Switching gears to the sales game, salespeople are obviously motivated by the financial rewards that come with doing their jobs successfully. However, sales managers cannot rely on that as sole motivation for their teams. Managers can think of their own incentives outside of financial means. Those incentives can include encouragement, support and mentoring. Making each of those incentives a priority will essentially lead to more financial rewards. 

However, sales managers cannot motivate everyone the same way. What they can do is hold all of their team members to the same high standards and stay involved with their sales reps by welcoming questions and sharing ideas. It takes a lot to keep teams motivated for long periods of time. But if done consistently, sales reps are eventually going to motivate themselves as well.

Score when it counts

The 2015 World Cup women's final between USA and Japan was the most watched soccer match in U.S. History, that includes both men's and women's matches. FOX Television estimated that 23 million viewers watched that fated match on July 5th. That audience is on the same level as that of the MLB World Series. All of the sudden, women's soccer has vaulted into the spotlight.

The outpour of support was also felt inside the stadium in Vancouver as many American supporters made the trip up to Canada. And unlike the 2011 World Cup Final, Team USA scored when it counted. It actually jumped ahead quickly with four early goals and never looked back. 

In the same breath, sales reps can score early in the game by identifying quality leads. The first step is to make sure the lead meets qualifying criteria. First, find out if that lead is the actual decision maker who is authorized to make a purchase. Secondly, track where the lead came from before investing time trying to sell. Lastly, gather information on the lead and make sure it passes through all through the criteria of what constitutes a qualified lead. 

Much like the USA women's soccer team, sales reps should not worry about high-pressure situations. Actually, those situations are only as high pressure as salespeople make them out to be. The USA women's team went about business as usual and won the World Cup. Sales reps and managers can do the same. 

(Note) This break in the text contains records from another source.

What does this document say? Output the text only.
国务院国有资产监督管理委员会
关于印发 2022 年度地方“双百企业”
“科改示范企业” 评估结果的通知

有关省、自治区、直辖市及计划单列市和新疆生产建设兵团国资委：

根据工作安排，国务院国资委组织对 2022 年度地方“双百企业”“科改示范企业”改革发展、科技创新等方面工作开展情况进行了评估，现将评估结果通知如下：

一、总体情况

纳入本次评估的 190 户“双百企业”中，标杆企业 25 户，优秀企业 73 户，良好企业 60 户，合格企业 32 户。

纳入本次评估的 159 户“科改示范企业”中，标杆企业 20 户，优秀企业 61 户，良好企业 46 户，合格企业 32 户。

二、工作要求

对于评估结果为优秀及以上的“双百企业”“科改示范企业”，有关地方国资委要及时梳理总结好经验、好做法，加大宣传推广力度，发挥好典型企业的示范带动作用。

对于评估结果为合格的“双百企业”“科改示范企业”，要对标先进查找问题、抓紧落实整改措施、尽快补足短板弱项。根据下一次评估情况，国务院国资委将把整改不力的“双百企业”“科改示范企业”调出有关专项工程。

Salespeople can control the pressure with their language. Pushy questions like "When do you want to move forward" or "When can I stop by to see you" create unneeded pressure. Instead, reps should try focusing more on solving problems for potential clients and designing their language in accordance with making a sale, not forcing a sale.


It would be a bit cliche to say that teamwork is what won the World Cup for Team USA, but it definitely proved to have its advantages. In its opening game, Team USA relied on excellent goalkeeping from Hope Solo to fight off an early surge by Team Australia. Withstanding a flurry of offensive attacks, USA emerged as 3-1 victors. Solo's streak continued from there as she held opponents scoreless for the next five matches. 

By the time the championship match rolled around, it was Carli Lloyd's early hat trick that brought the nation to its feet. While those three goals were the highlights of that final game, there were a lot of other reasons that led to victory. While some teams in the tournament may have rivaled Team USA in talent, the American women would not be outworked. After a tie with Sweden, the team relied on sound defense and goalkeeping to complete one shutout after another.

Sales teams can take a lesson from that kind of work ethic as perseverance often determines the difference between a good and bad salesperson. Customer relations also tend to grow when customers are able to work with more than one sales rep. It doesn't mean passing off clients from one sales rep to another. It means having more than one sales rep become very familiar with current clients. It is as simple as passing the ball down a soccer field. 

Teamwork cannot be overstated in sales as working together can not only strengthen sales, but help analyze strategies as well. Members of a team can share which sales pitches work and which do not. Constant communication is key to developing the real sense of a team. Just because people work together does not automatically make them a team. There has to be an ongoing and concerted effort to pass around ideas and strategies, which ultimately lead to achieving a goal.

Sales teams can continue to strive for their own World Cup with a brand new tournament beginning every week.